Scientists at the University of South Carolina say their kit for determining whether food is spoiled could be on store shelves in two to three years.
They say their diagnostic test, which researchers describe as a dipstick, can detect the presence of chemicals formed by disease-causing bacteria in less than five minutes.
"There's no other test like this targeting the consumer market right now that I am aware of," study leader John Lavigne, assistant professor chemistry and biochemistry, said in a news release.
"It has the potential to change the way individual diners think about the quality of their food and greatly impact public health."
Lavigne sees the kit as a tool that consumers can use at home and carry with them when they eat at restaurants, helping to avoid illnesses and even deaths caused by food poisoning.
Lavigne and colleagues unveiled their invention at the annual meeting of the American Chemical Society on Sunday.
They say preliminary tests with fish show the dipstick has a 90 per cent accuracy rate, changing colour in the presence of a class of chemicals called nonvolatile biogenic amines.

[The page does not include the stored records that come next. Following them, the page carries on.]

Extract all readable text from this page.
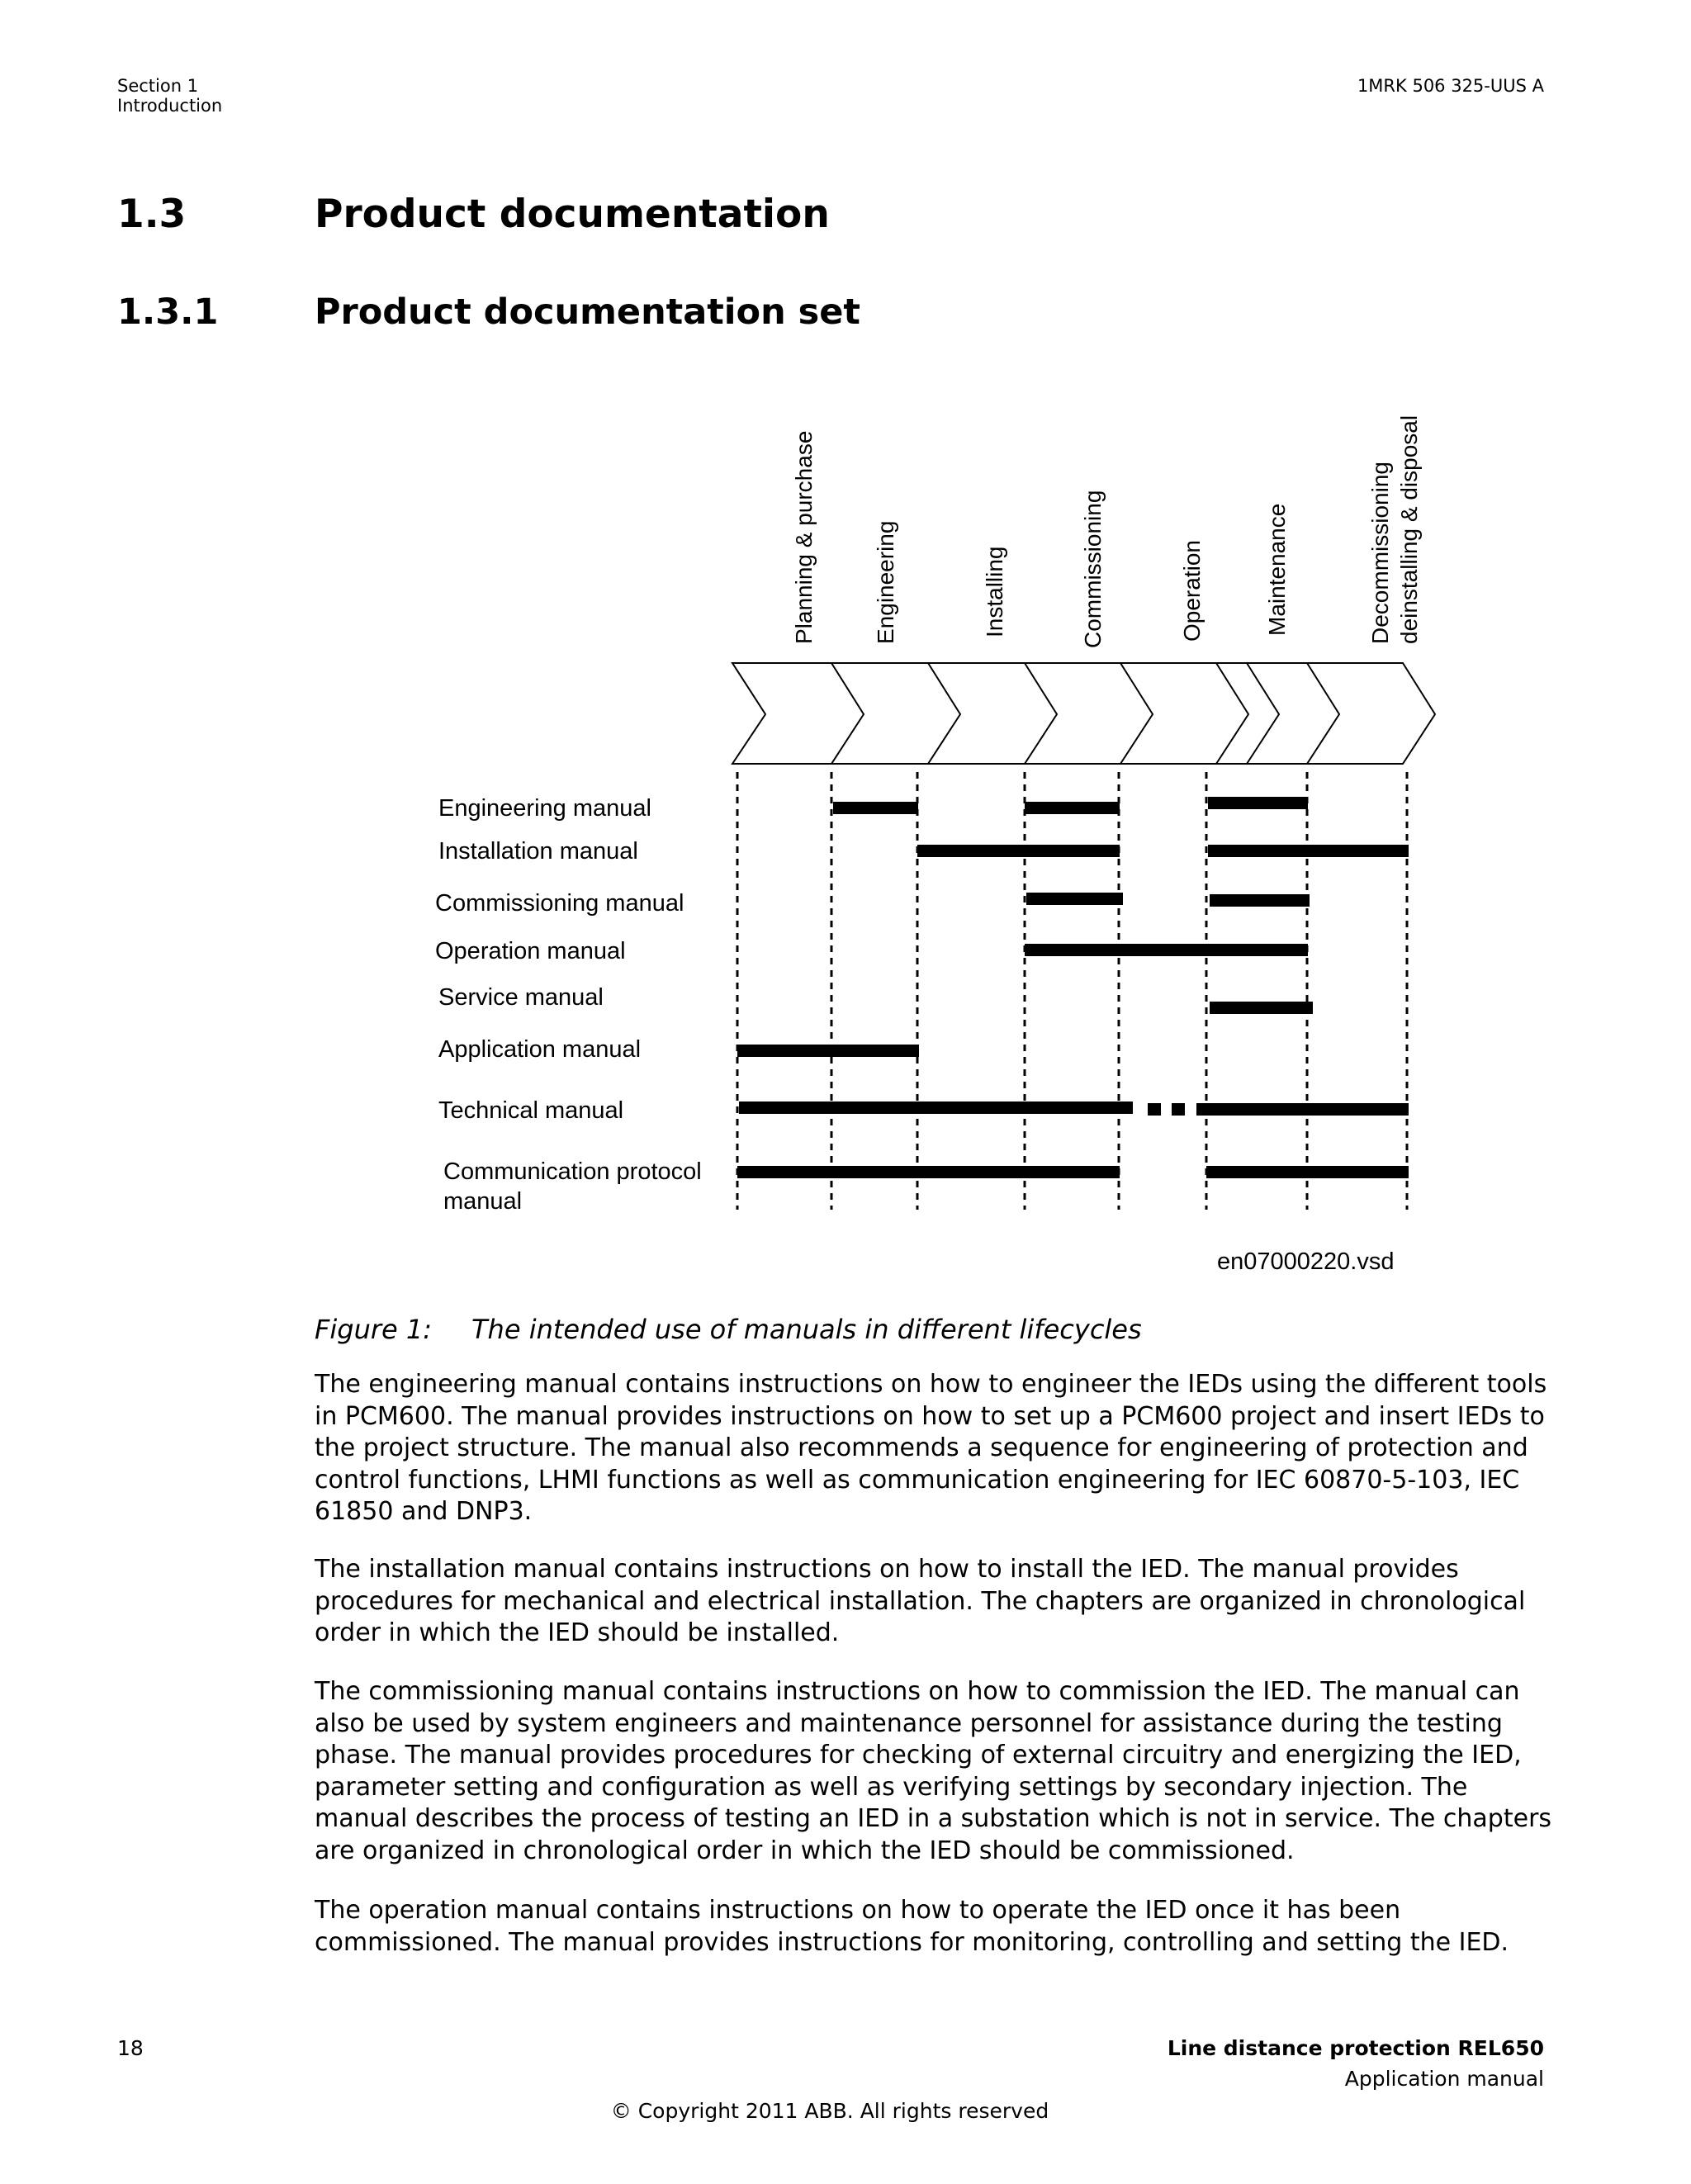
Section 1
Introduction
1MRK 506 325-UUS A
1.3	Product documentation
1.3.1	Product documentation set
Planning & purchase Engineering	Installing	Commissioning	Operation	Maintenance	Decommissioning deinstalling & disposal
Engineering manual
Installation manual
Commissioning manual
Operation manual
Service manual
Application manual
Technical manual
Communication protocol
manual
en07000220.vsd
Figure 1: The intended use of manuals in different lifecycles

The engineering manual contains instructions on how to engineer the IEDs using the different tools in PCM600. The manual provides instructions on how to set up a PCM600 project and insert IEDs to the project structure. The manual also recommends a sequence for engineering of protection and control functions, LHMI functions as well as communication engineering for IEC 60870-5-103, IEC 61850 and DNP3.

The installation manual contains instructions on how to install the IED. The manual provides procedures for mechanical and electrical installation. The chapters are organized in chronological order in which the IED should be installed.

The commissioning manual contains instructions on how to commission the IED. The manual can also be used by system engineers and maintenance personnel for assistance during the testing phase. The manual provides procedures for checking of external circuitry and energizing the IED, parameter setting and configuration as well as verifying settings by secondary injection. The manual describes the process of testing an IED in a substation which is not in service. The chapters are organized in chronological order in which the IED should be commissioned.

The operation manual contains instructions on how to operate the IED once it has been commissioned. The manual provides instructions for monitoring, controlling and setting the IED.

18	Line distance protection REL650
Application manual
© Copyright 2011 ABB. All rights reserved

These compounds are a byproduct of the decay of food proteins and are an indirect measure of food spoilage.
The polymers in the dipstick change colour as the level of these compounds increases, indicating degrees of food spoilage. A change from dark purple to yellow, for example, means the food is badly spoiled. If the polymers go from dark purple to a reddish hue, that indicates mildly spoiled food.
Depending on the degree of freshness, consumers could then decide whether to eat the food or avoid it.
But Lavigne points out that yellow would be a clear sign to toss out those leftovers.